De facto, a Academia Americana de Pediatria recomenda que se evite que as crianças vejam ecrãs até aos dois anos, por considerar que os estudos indicam que estes produzem mais efeitos negativos do que positivos. A Academia realça, por outro lado, que os estudos recentes não encontraram provas de que, do ponto de vista educativo, seja benéfico em crianças menores de dois anos de idade; pelo contrário, vários estudos alertam para o perigo potencial dos ecrãs para a saúde e para o desenvolvimento das crianças deste grupo etário. Para crianças acima dos dois anos, a Academia recomenda limitar o tempo de ecrã a menos de duas horas por dia, tendo o máximo de cuidado com os conteúdos que os jovens e as crianças veem. É preciso acrescentar que as regras apontadas pelas associações de pediatria são critérios sanitários de saúde pública, não critérios educativos, pelo que devem ser considerados “regras de mínimos”, não de excelência.

Para um bom desenvolvimento das suas personalidades, nos seus primeiros anos as crianças pequenas precisam de relações interpessoais com o seu principal cuidador. O tempo passado no mundo virtual é tempo que se retira a essas experiências humanas. O ecrã converte‐se, por isso mesmo, num obstáculo à criação do laço da vinculação. A questão do uso das NT por parte das crianças não se pode reduzir a um “é bom?” ou “é mau?”. Temos de compreender que, quando uma criança está diante de um ecrã, está a deixar de fazer uma série de atividades, algumas das quais podem ser necessárias para o seu bom desenvolvimento e podem oferecer‐lhe mais como pessoa. Não se pode reduzir a questão tecnológica a “não causar demasiado prejuízo”. Temos de nos questionar sobre se a criança sai a ganhar com essa troca.
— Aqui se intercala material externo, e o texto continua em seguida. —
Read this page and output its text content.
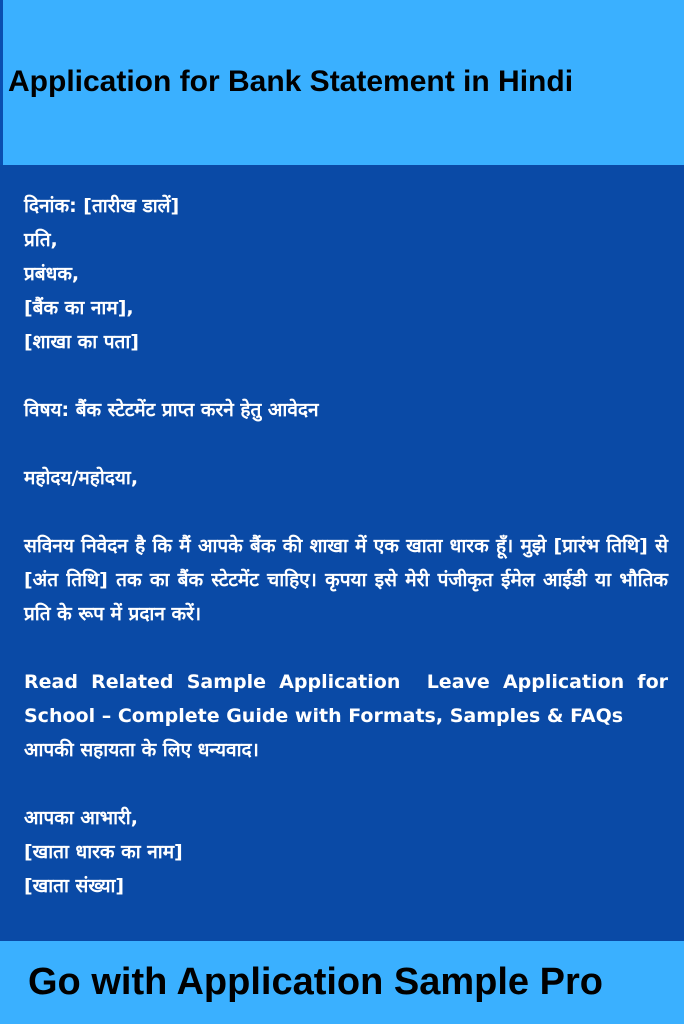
Application for Bank Statement in Hindi

दिनांक: [तारीख डालें]

प्रति,

प्रबंधक,

[बैंक का नाम],

[शाखा का पता]

विषय: बैंक स्टेटमेंट प्राप्त करने हेतु आवेदन

महोदय/महोदया,

सविनय निवेदन है कि मैं आपके बैंक की शाखा में एक खाता धारक हूँ। मुझे [प्रारंभ तिथि] से [अंत तिथि] तक का बैंक स्टेटमेंट चाहिए। कृपया इसे मेरी पंजीकृत ईमेल आईडी या भौतिक प्रति के रूप में प्रदान करें।

Read Related Sample Application Leave Application for School – Complete Guide with Formats, Samples & FAQs

आपकी सहायता के लिए धन्यवाद।

आपका आभारी,

[खाता धारक का नाम]

[खाता संख्या]

Go with Application Sample Pro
As crianças precisam de realidade. E precisam de uma educação humana. Em 2011, a Academia Americana de Pediatria alertava1 que as crianças pequenas aprendem com as interações com humanos, não com ecrãs. Necessitam que o olhar dos seus pais e dos professores faça a calibragem da realidade. Por exemplo, imaginemos que um homem adulto entra numa sala de infantário para arranjar a luz, sobe a um escadote e solta um palavrão ao deixar cair uma ferramenta ao chão. Para onde olham todos os miúdos? Para a ferramenta? Para o homem? Não. As crianças vão olhar para o rosto da sua professora, para interpretar o que aconteceu. Se a professora não lhe der importância, eles não darão importância; se franzir o sobrolho a indicar que aquilo não se faz, eles vão chegar à mesma conclusão; se esta se rir, eles farão o mesmo. E à noite vão contar o sucedido aos pais, adotando as mesmas reações da professora. O principal cuidador da criança é o intermediário entre a realidade e ela. Dá sentido às aprendizagens. Um ecrã não pode assumir esse papel, porque não faz a calibragem da informação à criança. A criança recebe tal como é, sem filtro, o que o ecrã emite.
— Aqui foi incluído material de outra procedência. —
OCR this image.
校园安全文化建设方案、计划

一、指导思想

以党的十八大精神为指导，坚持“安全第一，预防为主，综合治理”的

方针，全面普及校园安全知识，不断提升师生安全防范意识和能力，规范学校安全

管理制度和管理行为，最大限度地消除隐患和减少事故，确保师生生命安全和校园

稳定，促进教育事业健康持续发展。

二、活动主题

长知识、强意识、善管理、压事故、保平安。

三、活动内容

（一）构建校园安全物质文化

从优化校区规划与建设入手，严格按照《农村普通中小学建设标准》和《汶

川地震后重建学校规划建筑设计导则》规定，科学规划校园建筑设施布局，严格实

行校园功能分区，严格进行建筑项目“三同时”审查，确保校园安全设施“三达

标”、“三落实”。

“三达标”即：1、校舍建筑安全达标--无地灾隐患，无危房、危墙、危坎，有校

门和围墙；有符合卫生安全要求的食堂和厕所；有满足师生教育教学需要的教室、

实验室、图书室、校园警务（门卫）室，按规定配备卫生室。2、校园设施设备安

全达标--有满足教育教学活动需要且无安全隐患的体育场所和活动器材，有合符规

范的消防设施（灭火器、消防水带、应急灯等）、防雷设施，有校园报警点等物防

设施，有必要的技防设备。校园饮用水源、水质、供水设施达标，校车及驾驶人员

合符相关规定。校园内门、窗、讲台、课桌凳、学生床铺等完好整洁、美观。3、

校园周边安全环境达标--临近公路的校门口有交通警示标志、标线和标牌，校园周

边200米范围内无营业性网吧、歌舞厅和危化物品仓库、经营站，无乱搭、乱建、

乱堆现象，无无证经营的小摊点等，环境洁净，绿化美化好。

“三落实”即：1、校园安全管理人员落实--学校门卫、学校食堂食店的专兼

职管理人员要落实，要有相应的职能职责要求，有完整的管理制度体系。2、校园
Estudos mais recentes sugerem que a regra dos dois anos poderia, eventualmente, passar a ser de três ou quatro anos. Por exemplo, um estudo longitudinal (realizado ao longo de dez anos) estabelece uma relação entre o consumo de televisão em crianças de 29 e de 53 meses e uma diminuição na motivação para aprender na escola, uma diminuição nos resultados de matemática, um aumento das vítimas de assédio escolar e da massa corporal das crianças de dez anos. Noutro estudo, faz‐se a relação entre o consumo de televisão em miúdos de cinco anos com problemas de atenção e concentração aos 11. Esses estudos indicam que os efeitos da televisão não são apenas prejudiciais em crianças abaixo dos dois anos, mas podem perdurar no tempo.

Portanto, o ecrã não contribui para o bom desenvolvimento das crianças pequenas. Muito pelo contrário. Os neuromitos, alimentados pelas empresas que comercializam produtos dirigidos a um público infantil, afastaram‐nos da realidade da aprendizagem das crianças.